Time Warner Cable (TWC) will report its Q3 2012 earnings on October 31 and, as always, pay-TV subscriber losses and broadband gains will be the main focus. We expect pay-TV subscriber losses to continue but come down compared to Q3 of 2011 as well as Q2 of 2012. While the year-over-year improvement will be driven by improved service and a relatively better economic environment, the sequential improvement will result from Q3 being seasonally stronger than Q2. In addition to this, growth in the broadband business due to subscriber and ARPU gains will drive Time Warner Cable’s overall profits. Unlike Comcast (CMCSA), TWC managed to grow its overall margins in 2011 despite the rising programming costs.
Business services (including TV, broadband and digital phone) will see substantial growth in the upcoming quarterly results but their overall impact on the company will be small due to a relatively small revenue base.

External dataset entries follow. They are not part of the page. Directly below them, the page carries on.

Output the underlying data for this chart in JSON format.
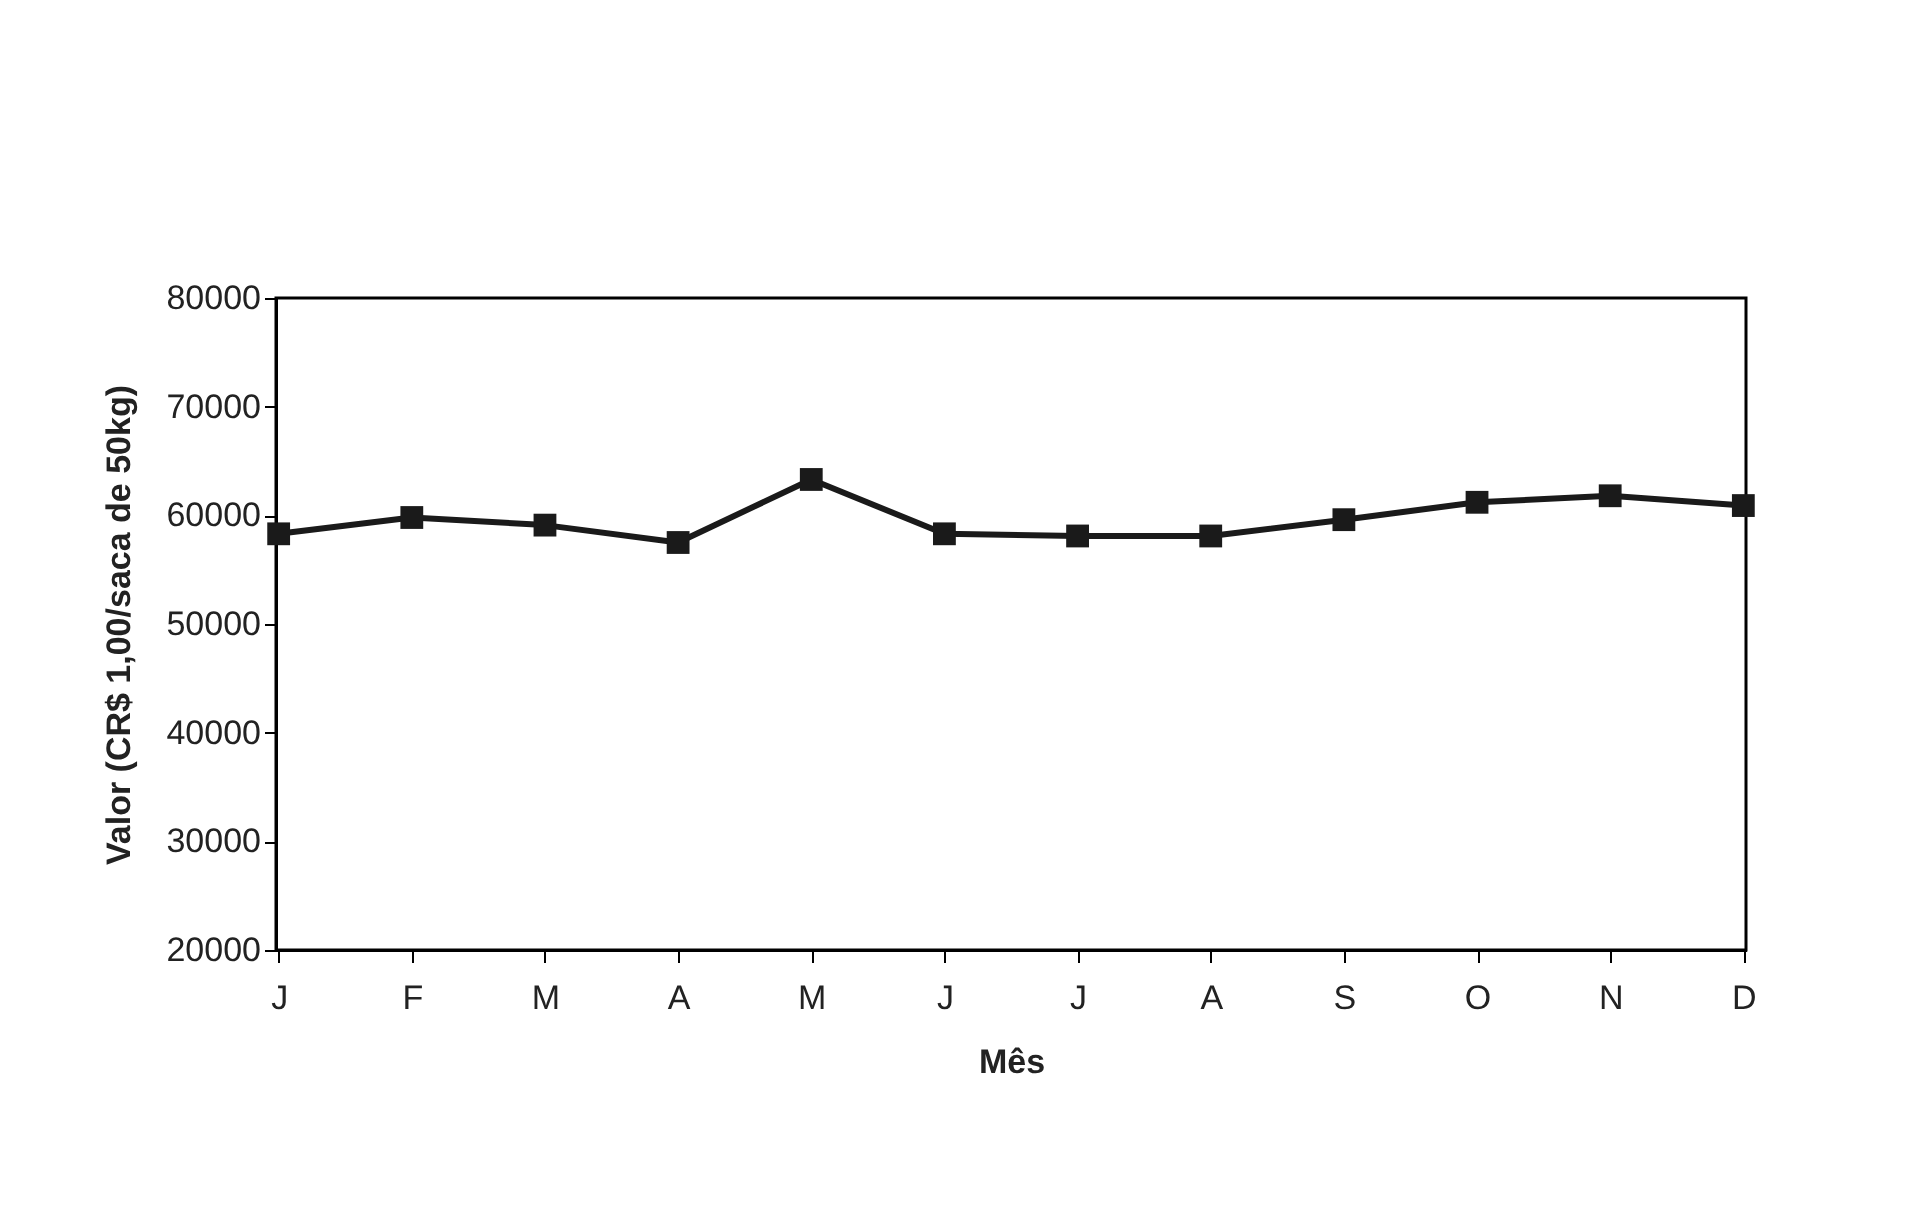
{
  "chart_data": {
    "type": "line",
    "xlabel": "Mês",
    "ylabel": "Valor (CR$ 1,00/saca de 50kg)",
    "categories": [
      "J",
      "F",
      "M",
      "A",
      "M",
      "J",
      "J",
      "A",
      "S",
      "O",
      "N",
      "D"
    ],
    "values": [
      58300,
      59800,
      59100,
      57500,
      63300,
      58300,
      58100,
      58100,
      59600,
      61200,
      61800,
      60900
    ],
    "color": "#1a1a1a",
    "ylim": [
      20000,
      80000
    ],
    "yticks": [
      20000,
      30000,
      40000,
      50000,
      60000,
      70000,
      80000
    ],
    "marker": "square",
    "line_style": "solid"
  }
}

Pay-TV Subscriber Losses To Reduce
Time Warner Cable lost 169,000 subscribers last quarter, and we expect this figure to come down in the upcoming results.  What bodes well for the company is that most of the pay-TV losses were concentrated in its analog base. The losses should come down as the digital transition completes, similar to what we expect for Comcast. Furthermore, growth in triple-play bundles is a positive factor. The company saw 54,000 net additions for triple-play bundles including TV, broadband and voice in the last quarter, which implied 40% growth over Q2 2011.  Triple-play customers tend to be more sticky and this bodes well for the future. In fact, this triple-play growth will help boost VoIP connections as well.
To augment its traditional pay-TV service, Time Warner Cable has also been making some of its channels available for streaming to its subscribers. However, its streaming arsenal still pales in comparison to other competitors.
Broadband To The Rescue
Cable companies such as Time Warner Cable are in an advantageous position to leverage the trend of broadband adoption and grow their subscriber base. Customers prefer to receive all of their services from a single provider as this works out to be cost-effective and convenient – a single bill for all services. This gives Time Warner Cable an advantage over pure-play companies. Furthermore, given that Time Warner Cable’s cable network is much more extensive and widespread than telecom operators’ fiber optic networks, the company has the opportunity to capture broadband subscribers before telcos can reach them. Additionally, the company’s focus on large, upscale markets such as New York and Los Angeles puts it in a good position to market its high-end broadband tiers.
As a result, we expect the average revenue per user (ARPU) and subscriber growth to continue for Time Warner Cable’s broadband division which should more than compensate for the slow pay-TV growth.
Our price estimate for Time Warner Cable stands at $88, implying a discount of more than 10% to the market price.